Этот «арзамасский ужас» стал миной замедленного действия, которая взорвется десятилетие спустя.
К концу 1870-х годов, когда Толстой завершал работу над «Анной Карениной», подспудный страх привел к состоянию, которое он сам беспощадно и откровенно диагностировал как «остановку жизни».
Внешне он был человеком, которому завидовали все: знатный дворянин, богатый помещик, прославленный на весь мир писатель, здоровый мужчина, счастливый муж и отец. Но внутри образовалась пугающая черная дыра.
Жизнь замерла. В его сознании, словно заевшая пластинка, начали пульсировать одни и те же навязчивые, разрушительные вопросы: «Зачем? Ну, а потом?».
Он пытался заниматься хозяйством, управлять имением, воспитывать детей, но логика постоянно приводила его к абсурду существования.
Он спрашивал себя: ну хорошо, у тебя будет шесть тысяч десятин земли в Самарской губернии, триста голов лошадей, а потом что? Ну хорошо, ты будешь славнее Гоголя, Пушкина, Шекспира, Мольера, славнее всех писателей в мире, — ну и что из этого?
Отчаяние оказалось настолько глубоким и физически невыносимым, что Толстой начал всерьез и хладнокровно обдумывать самоубийство. Жизнь казалась ему злой чьей-то насмешкой.
Чтобы избежать случайного срыва, ему пришлось применять к себе меры предосторожности: «И вот тогда я, счастливый человек, вынес из своей комнаты шнурок <...>, чтобы не повеситься на перекладине между шкапами, и перестал ходить с ружьем на охоту, чтобы не соблазниться слишком легким способом избавления себя от жизни».
Обращаясь к науке и философии в поисках ответа на вопрос «Что такое моя жизнь?», он не находил утешения.
Наука знала все о законах физики и биологии, но молчала о смысле; философия (он много читал Сократа, Шопенгауэра, Соломона, Будду) лишь подтверждала, что жизнь — это суета и зло, а лучшее благо — это не родиться вовсе.
Свое состояние Толстой гениально описал через древнюю восточную басню.
Некий путник, спасаясь в степи от разъяренного зверя, прыгает в высохший колодец.
Но на дне колодца он видит огромного дракона, разинувшего пасть, чтобы его сожрать.
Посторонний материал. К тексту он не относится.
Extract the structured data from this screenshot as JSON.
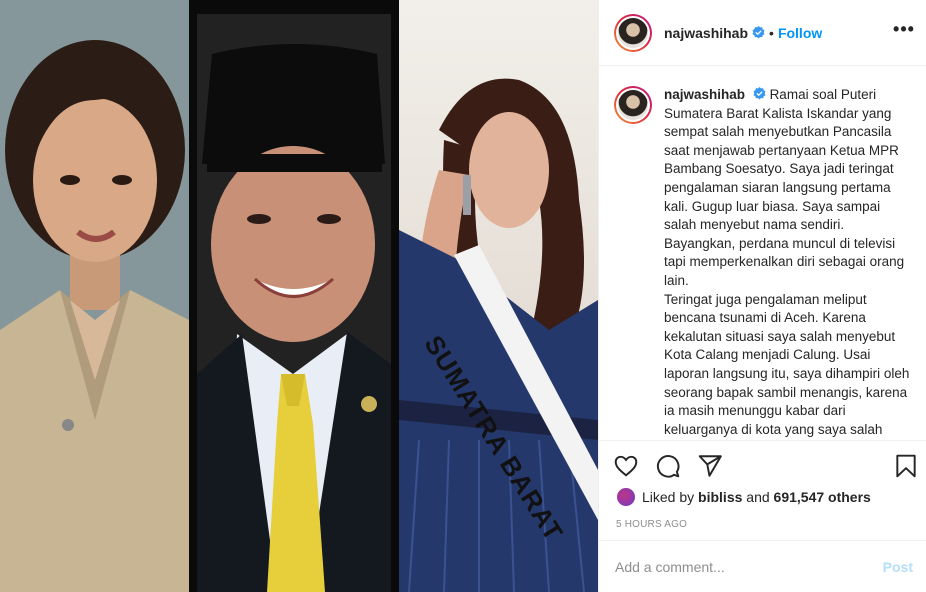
{
  "header": {
    "username": "najwashihab",
    "separator": "•",
    "follow_label": "Follow",
    "more_label": "•••"
  },
  "caption": {
    "username": "najwashihab",
    "para1": "Ramai soal Puteri Sumatera Barat Kalista Iskandar yang sempat salah menyebutkan Pancasila saat menjawab pertanyaan Ketua MPR Bambang Soesatyo. Saya jadi teringat pengalaman siaran langsung pertama kali. Gugup luar biasa. Saya sampai salah menyebut nama sendiri. Bayangkan, perdana muncul di televisi tapi memperkenalkan diri sebagai orang lain.",
    "para2": "Teringat juga pengalaman meliput bencana tsunami di Aceh. Karena kekalutan situasi saya salah menyebut Kota Calang menjadi Calung. Usai laporan langsung itu, saya dihampiri oleh seorang bapak sambil menangis, karena ia masih menunggu kabar dari keluarganya di kota yang saya salah"
  },
  "media": {
    "sash_text": "SUMATRA BARAT"
  },
  "likes": {
    "prefix": "Liked by",
    "user": "bibliss",
    "middle": "and",
    "count": "691,547 others"
  },
  "timestamp": "5 HOURS AGO",
  "comment_box": {
    "placeholder": "Add a comment...",
    "post_label": "Post"
  },
  "colors": {
    "accent_blue": "#0095f6",
    "post_disabled": "#b2dffc",
    "verified": "#3897f0",
    "muted": "#8e8e8e"
  },
  "icons": [
    "heart-icon",
    "comment-icon",
    "share-icon",
    "bookmark-icon",
    "verified-badge-icon",
    "more-icon"
  ]
}
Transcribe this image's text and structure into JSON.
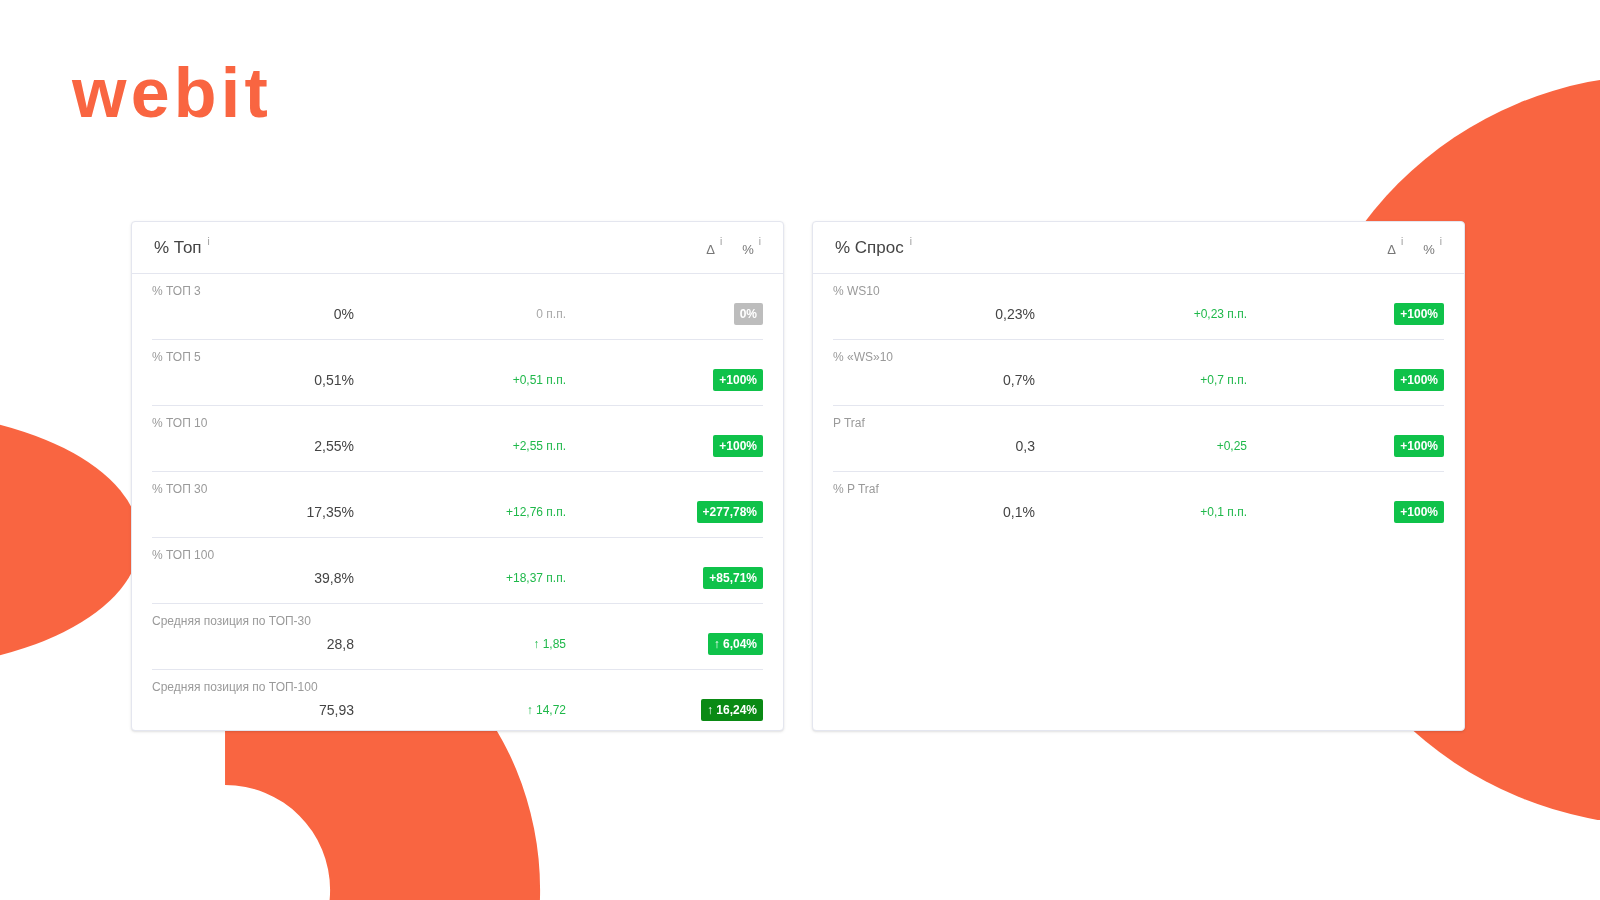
{
  "logo": "webit",
  "panels": [
    {
      "title": "% Топ",
      "title_info": "i",
      "columns": [
        {
          "label": "Δ",
          "info": "i"
        },
        {
          "label": "%",
          "info": "i"
        }
      ],
      "rows": [
        {
          "label": "% ТОП 3",
          "value": "0%",
          "delta": {
            "text": "0 п.п.",
            "color": "#a8a8a8"
          },
          "change": {
            "text": "0%",
            "color": "#bdbdbd"
          }
        },
        {
          "label": "% ТОП 5",
          "value": "0,51%",
          "delta": {
            "text": "+0,51 п.п.",
            "color": "#1fb84a"
          },
          "change": {
            "text": "+100%",
            "color": "#0fc24a"
          }
        },
        {
          "label": "% ТОП 10",
          "value": "2,55%",
          "delta": {
            "text": "+2,55 п.п.",
            "color": "#1fb84a"
          },
          "change": {
            "text": "+100%",
            "color": "#0fc24a"
          }
        },
        {
          "label": "% ТОП 30",
          "value": "17,35%",
          "delta": {
            "text": "+12,76 п.п.",
            "color": "#1fb84a"
          },
          "change": {
            "text": "+277,78%",
            "color": "#0fc24a"
          }
        },
        {
          "label": "% ТОП 100",
          "value": "39,8%",
          "delta": {
            "text": "+18,37 п.п.",
            "color": "#1fb84a"
          },
          "change": {
            "text": "+85,71%",
            "color": "#0fc24a"
          }
        },
        {
          "label": "Средняя позиция по ТОП-30",
          "value": "28,8",
          "delta": {
            "text": "↑ 1,85",
            "color": "#1fb84a"
          },
          "change": {
            "text": "↑ 6,04%",
            "color": "#0fc24a"
          }
        },
        {
          "label": "Средняя позиция по ТОП-100",
          "value": "75,93",
          "delta": {
            "text": "↑ 14,72",
            "color": "#1fb84a"
          },
          "change": {
            "text": "↑ 16,24%",
            "color": "#0a8a14"
          }
        }
      ]
    },
    {
      "title": "% Спрос",
      "title_info": "i",
      "columns": [
        {
          "label": "Δ",
          "info": "i"
        },
        {
          "label": "%",
          "info": "i"
        }
      ],
      "rows": [
        {
          "label": "% WS10",
          "value": "0,23%",
          "delta": {
            "text": "+0,23 п.п.",
            "color": "#1fb84a"
          },
          "change": {
            "text": "+100%",
            "color": "#0fc24a"
          }
        },
        {
          "label": "% «WS»10",
          "value": "0,7%",
          "delta": {
            "text": "+0,7 п.п.",
            "color": "#1fb84a"
          },
          "change": {
            "text": "+100%",
            "color": "#0fc24a"
          }
        },
        {
          "label": "P Traf",
          "value": "0,3",
          "delta": {
            "text": "+0,25",
            "color": "#1fb84a"
          },
          "change": {
            "text": "+100%",
            "color": "#0fc24a"
          }
        },
        {
          "label": "% P Traf",
          "value": "0,1%",
          "delta": {
            "text": "+0,1 п.п.",
            "color": "#1fb84a"
          },
          "change": {
            "text": "+100%",
            "color": "#0fc24a"
          }
        }
      ]
    }
  ]
}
Путник не смеет ни вылезти наверх, ни упасть вниз.
Он хватается за ветки дикого куста, растущего из расщелины. И тут он замечает, что две мыши, черная и белая, неумолимо обгрызают ствол этого куста. Рано или поздно куст обломится, и путник упадет в пасть чудовищу.
Но пока он висит, он видит на листьях куста несколько капель меда, дотягивается до них языком и лижет.
«Так и я держусь за ветки жизни, зная, что неминуемо ждет дракон смерти, готовый растерзать меня, и не могу понять, зачем я попал на это мучение.
И я пытаюсь сосать тот мед, который прежде утешал меня; но этот мед уже не радует меня, а белая и черная мышь — день и ночь — неустанно подтачивают ветку, за которую я держусь».
Прежний «мед», который давал ему силы жить, состоял из двух вещей: семьи и искусства. Но теперь они утратили свою сладость.
О семье он думал с холодной отстраненностью: «Семья... ведь это такие же люди, как и я; они должны или жить во лжи, или видеть ужасную истину. Зачем же им жить? Зачем мне любить их?».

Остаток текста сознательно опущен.